Computational Study of a Multiple Fuel Injector Concept under High-Load and High-EGR Conditions

Abstract

A new concept utilizing multiple fuel injectors was proven effective at reducing heat transfer losses by directing spray plumes further away from the combustion chamber walls. In this concept, two injectors are mounted close to the rim of the piston bowl and point in opposite directions to generate swirling in-cylinder bulk motion. Moreover, a new flat-bowl piston design was also proposed in combination with the multiple fuel injectors for even larger improvements in thermal efficiency. However, all tests were performed at low-to-medium load conditions with no significant EGR. Modern engine concepts, such as the double compression-expansion engine (DCEE), have demonstrated higher thermal efficiency when operated at high-load conditions with a large amount of EGR for NOx control.

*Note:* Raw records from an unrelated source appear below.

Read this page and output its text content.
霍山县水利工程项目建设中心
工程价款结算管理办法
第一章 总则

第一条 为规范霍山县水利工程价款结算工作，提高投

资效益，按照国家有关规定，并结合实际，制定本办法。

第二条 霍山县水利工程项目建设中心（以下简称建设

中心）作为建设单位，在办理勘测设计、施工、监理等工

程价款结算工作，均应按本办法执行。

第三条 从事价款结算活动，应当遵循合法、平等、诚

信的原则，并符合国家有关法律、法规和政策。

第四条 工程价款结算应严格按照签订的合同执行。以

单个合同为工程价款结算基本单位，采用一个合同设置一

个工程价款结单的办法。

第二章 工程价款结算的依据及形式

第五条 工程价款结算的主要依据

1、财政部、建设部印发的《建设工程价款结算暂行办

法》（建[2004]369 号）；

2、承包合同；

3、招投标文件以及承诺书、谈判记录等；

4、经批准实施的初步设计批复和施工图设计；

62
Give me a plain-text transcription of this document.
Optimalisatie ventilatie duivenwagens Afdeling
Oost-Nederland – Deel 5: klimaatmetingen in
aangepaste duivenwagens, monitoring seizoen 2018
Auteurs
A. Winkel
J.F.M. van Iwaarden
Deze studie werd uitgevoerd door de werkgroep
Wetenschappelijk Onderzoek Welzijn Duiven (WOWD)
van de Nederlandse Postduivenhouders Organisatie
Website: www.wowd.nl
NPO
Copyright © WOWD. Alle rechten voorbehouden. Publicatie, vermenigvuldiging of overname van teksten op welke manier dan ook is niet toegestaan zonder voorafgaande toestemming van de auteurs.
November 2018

Thus, this study aims to assess the effectiveness of the multiple-fuel-injector system under such conditions. In this study, a number of 3-D CFD simulations are performed using the RANS technique in CONVERGE. The computational domain is based on the modified Volvo D13 engine geometry that is used as a combustor unit of the DCEE. The results of this study show that the injection strategies used previously with the multiple-fuel-injector concept perform poorly at high-load conditions due to inadequate mixing. Moreover, the flat-bowl piston design proposed previously does not seem to improve heat transfer losses at these conditions. Thus, several alternative piston bowl designs are investigated, some of which are shown to reduce heat losses and improve mixing. Finally, a number of perspective strategies are recommended to be implemented with the multiple-fuel-injector concept for efficiency maximization.